Currently, legislative work is also underway in the field of the CSRD (Corporate Sustainability Reporting Directive), which would enter into force from 2024.
The purpose of the regulations is to change the current model (based on NFRD) – to extend the scope of information for reporting purposes, and from 2026 this obligation would apply to large entities and small and medium-sized public interest entities. Here, however, one should expect the adoption of this directive and its implementation into national law.
ESG reporting – SFDR
From 2021, Regulation (EU) 2019/2088 of the European Parliament and of the Council of 27 November 2019 on sustainability‐related disclosures in the financial services sector applies.
It is addressed to financial market participants (insurance companies, credit market institutions, etc.) and financial advisors.
These entities are required to publish specific information, including information on the approach to risks for sustainable development. Information concerns especially investment products so that investors make informed decisions.
Tax strategy
Publishing information about the tax strategy being implemented – this applies to entities whose revenues exceeded EUR 50 million.

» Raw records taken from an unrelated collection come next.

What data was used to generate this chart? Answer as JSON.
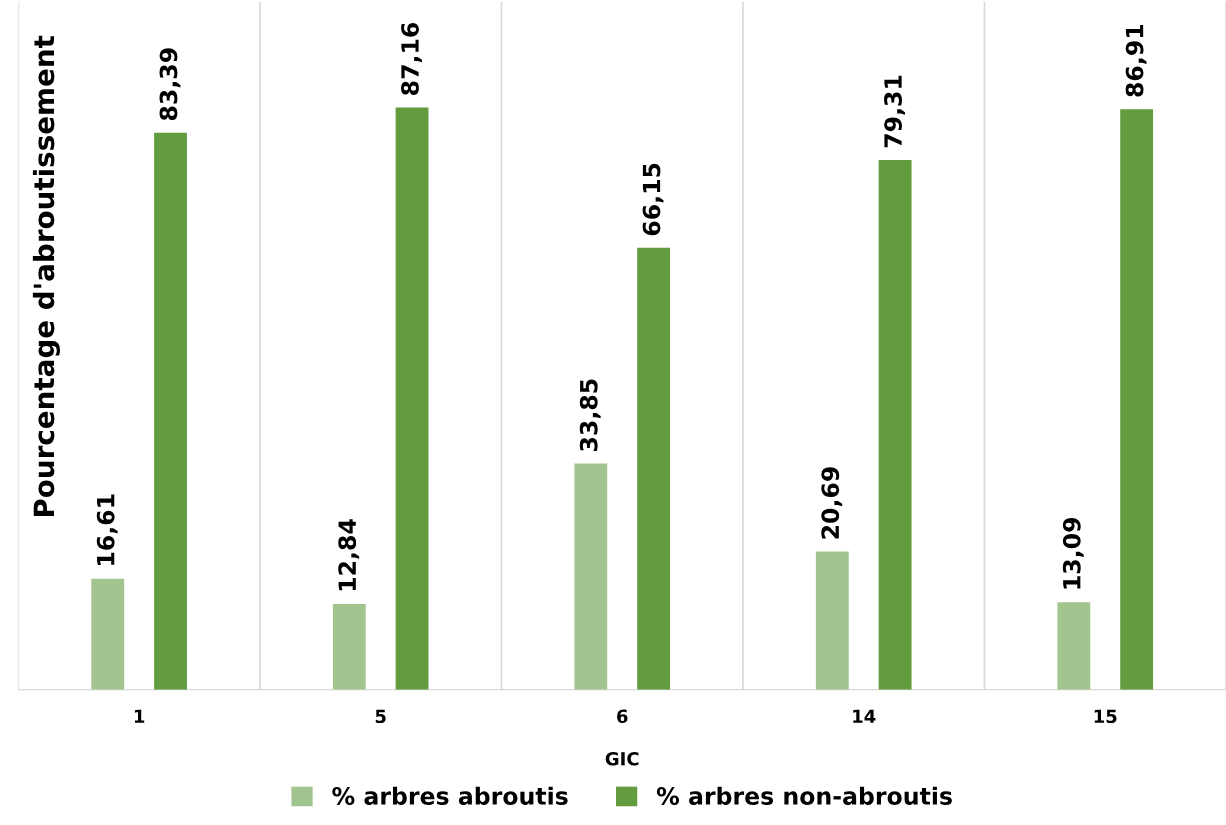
{
  "chart_data": {
    "type": "bar",
    "xlabel": "GIC",
    "ylabel": "Pourcentage d'abroutissement",
    "categories": [
      "1",
      "5",
      "6",
      "14",
      "15"
    ],
    "series": [
      {
        "name": "% arbres abroutis",
        "color": "#a2c58f",
        "values": [
          16.61,
          12.84,
          33.85,
          20.69,
          13.09
        ],
        "value_labels": [
          "16,61",
          "12,84",
          "33,85",
          "20,69",
          "13,09"
        ]
      },
      {
        "name": "% arbres non-abroutis",
        "color": "#629c3f",
        "values": [
          83.39,
          87.16,
          66.15,
          79.31,
          86.91
        ],
        "value_labels": [
          "83,39",
          "87,16",
          "66,15",
          "79,31",
          "86,91"
        ]
      }
    ],
    "ylim": [
      0,
      103
    ],
    "grid": "x",
    "legend": "bottom"
  }
}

This information, in turn, includes information, inter alia, o: applied processes and procedures for managing the fulfillment of tax obligations, information on the fulfillment of tax obligations in Poland, selected information on transactions with related entities, restructuring activities, submitted applications for tax interpretations or information, or information on settlements in “tax havens”.
“Whistleblower” activities in enterprises
This issue is regulated by Directive (EU) 2019/1937 of the European Parliament and of the Council of 23 October 2019 on the protection of persons who report breaches of Union law. Currently, work is underway in Poland on its implementation (the project is at the government stage).
According to the proposed solutions, employers employing more than 50 employees will be required to establish internal reporting regulations, specifying the internal procedure for reporting violations of the law and taking follow-up actions.
This threshold does not apply to employers who are active in the fields of financial services, products and markets, and the prevention of money laundering and terrorist financing, transport safety and environmental protection.
Failure to adopt the regulations or drawing them up in violation of the Act shall be subject to a fine, restriction of liberty or imprisonment for up to 3 years.
In case of:
- entities in the private sector, employing at least 250 employees, the deadline for implementing the obligation to establish the internal reporting regulations is 2 months from the entry into force of the act;
- entities in the private sector, employing at least 50 and less than 250 employees, the deadline for the implementation of the obligation to establish the internal reporting regulations was postponed until December 17, 2023.